The DoD needs to monitor opioid prescriptions and hold providers accountable for not following clinical practice guidance. The DoD should also carefully justify why the provider did not follow the guidance so that beneficiaries identified in this report, and potentially other beneficiaries receiving opioids from MTFs, will not be at increased risk of being overprescribed opioids; developing opioid use disorder; progressing to the use of heroin; and possibly dying of an opioid overdose. Furthermore, overprescribing opioids increases the risk that people other than the prescribed beneficiary will have access to and use the opioids for nonmedical use.
We recommend that the DHA Director continue to monitor MME doses per day by beneficiary, examine data for unusually high opioid prescriptions, and if appropriate, hold providers accountable for overprescribing opioids.

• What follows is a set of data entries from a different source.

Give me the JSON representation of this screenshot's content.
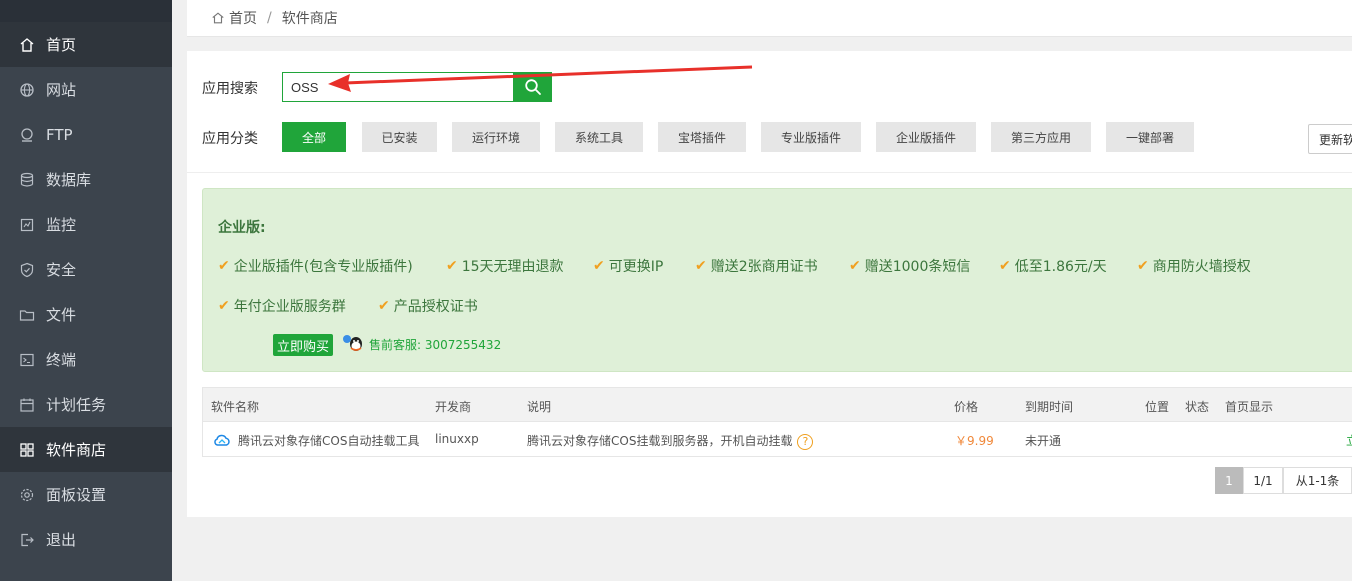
{
  "sidebar": {
    "top_text": "",
    "badge": "",
    "items": [
      {
        "label": "首页",
        "icon": "home-icon"
      },
      {
        "label": "网站",
        "icon": "globe-icon"
      },
      {
        "label": "FTP",
        "icon": "ftp-icon"
      },
      {
        "label": "数据库",
        "icon": "database-icon"
      },
      {
        "label": "监控",
        "icon": "monitor-icon"
      },
      {
        "label": "安全",
        "icon": "shield-icon"
      },
      {
        "label": "文件",
        "icon": "folder-icon"
      },
      {
        "label": "终端",
        "icon": "terminal-icon"
      },
      {
        "label": "计划任务",
        "icon": "calendar-icon"
      },
      {
        "label": "软件商店",
        "icon": "grid-icon"
      },
      {
        "label": "面板设置",
        "icon": "gear-icon"
      },
      {
        "label": "退出",
        "icon": "logout-icon"
      }
    ],
    "active_index": 9
  },
  "breadcrumb": {
    "home": "首页",
    "separator": "/",
    "current": "软件商店"
  },
  "search": {
    "label": "应用搜索",
    "value": "OSS"
  },
  "categories": {
    "label": "应用分类",
    "items": [
      "全部",
      "已安装",
      "运行环境",
      "系统工具",
      "宝塔插件",
      "专业版插件",
      "企业版插件",
      "第三方应用",
      "一键部署"
    ],
    "active_index": 0,
    "update_label": "更新软件列表"
  },
  "promo": {
    "title": "企业版:",
    "features": [
      "企业版插件(包含专业版插件)",
      "15天无理由退款",
      "可更换IP",
      "赠送2张商用证书",
      "赠送1000条短信",
      "低至1.86元/天",
      "商用防火墙授权",
      "年付企业版服务群",
      "产品授权证书"
    ],
    "buy_label": "立即购买",
    "support": "售前客服: 3007255432"
  },
  "table": {
    "headers": [
      "软件名称",
      "开发商",
      "说明",
      "价格",
      "到期时间",
      "位置",
      "状态",
      "首页显示"
    ],
    "rows": [
      {
        "name": "腾讯云对象存储COS自动挂载工具",
        "developer": "linuxxp",
        "description": "腾讯云对象存储COS挂载到服务器，开机自动挂载",
        "price": "￥9.99",
        "expiry": "未开通",
        "action": "立"
      }
    ]
  },
  "pagination": {
    "current": "1",
    "pages": "1/1",
    "range": "从1-1条"
  },
  "colors": {
    "accent": "#20a53a",
    "sidebar_bg": "#3c444d",
    "promo_bg": "#dff0d8",
    "warning": "#f0a020",
    "arrow": "#e8302a"
  }
}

Also, we recommend that the DHA Director implement controls to ensure that the prescriptions in the Military Health System Data Repository exist and that the dispense date and the metric quantity field for opioid prescriptions in liquid form are accurate and consistent among all systems.

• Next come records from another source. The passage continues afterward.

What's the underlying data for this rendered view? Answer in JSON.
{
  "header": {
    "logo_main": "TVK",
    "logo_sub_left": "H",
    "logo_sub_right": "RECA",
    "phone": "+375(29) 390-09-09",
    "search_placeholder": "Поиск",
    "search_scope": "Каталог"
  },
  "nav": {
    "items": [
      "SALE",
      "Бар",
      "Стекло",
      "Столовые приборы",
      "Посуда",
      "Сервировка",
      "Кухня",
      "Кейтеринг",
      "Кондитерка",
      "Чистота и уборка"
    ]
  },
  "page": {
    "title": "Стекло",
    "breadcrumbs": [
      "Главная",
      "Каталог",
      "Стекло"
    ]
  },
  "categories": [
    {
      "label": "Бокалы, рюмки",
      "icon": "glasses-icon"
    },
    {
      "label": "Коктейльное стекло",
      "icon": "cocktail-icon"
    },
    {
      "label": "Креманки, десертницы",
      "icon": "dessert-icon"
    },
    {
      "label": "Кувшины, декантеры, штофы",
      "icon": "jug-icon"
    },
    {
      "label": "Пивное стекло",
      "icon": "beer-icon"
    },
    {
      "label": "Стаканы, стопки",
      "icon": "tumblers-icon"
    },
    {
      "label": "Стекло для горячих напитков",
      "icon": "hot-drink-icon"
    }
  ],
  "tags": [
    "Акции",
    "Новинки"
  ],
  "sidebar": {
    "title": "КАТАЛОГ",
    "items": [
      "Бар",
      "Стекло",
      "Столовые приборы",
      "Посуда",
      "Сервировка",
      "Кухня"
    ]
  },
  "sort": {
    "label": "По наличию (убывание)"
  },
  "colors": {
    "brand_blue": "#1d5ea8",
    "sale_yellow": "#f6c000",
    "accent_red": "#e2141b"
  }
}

Management Comments and Our Response
The DHA Director agreed with the recommendation to continue to monitor MME doses per day by beneficiary, examine data for unusually high opioid prescriptions, and if appropriate, hold providers accountable for overprescribing opioids. The DHA stated that it has already implemented solutions to the findings in the report. Additionally, the DHA and Military Departments will continue to strengthen efforts to identify, monitor, and intervene in patients with increased health risks from any appropriate use of opioids while working to develop increased capacity to provide non‑pharmacologic pain treatments at MTFs.
Comments from the Director addressed all specifics of the recommendation; therefore, the recommendation is resolved but will remain open. We will close the recommendation once the DHA provides documentation to support that the DHA is able to identify unusually high opioid prescriptions, and holds providers accountable for those prescriptions, if appropriate.
The DHA Director partially agreed with the recommendation to implement controls to ensure that the prescriptions in the Military Health System Data Repository (MDR) exist and that the dispense date and metric quantity field for opioid prescriptions in liquid form are accurate and consistent among all systems. The Director stated that the DHA has internal controls to ensure that data on prescriptions in the MDR exist and are accurate. The Director also stated that a method exists to identify and separate prescription data from MTF and TRICARE providers, and is not an error in the validity of the MDR system. The future use of the new Military Health System (MHS) GENESIS Electronic Health Record system will significantly improve the data quality for prescriptions and the standardization of the metric quantity field for liquid opioid prescriptions.
Comments from the Director addressed all specifics of the recommendation; therefore, the recommendation is resolved but will remain open. We will close the recommendation once the Director provides documentation to support that the MHS GENESIS system has improved the data quality for prescriptions and the standardization of the metrics quantity field for liquid opioid prescriptions.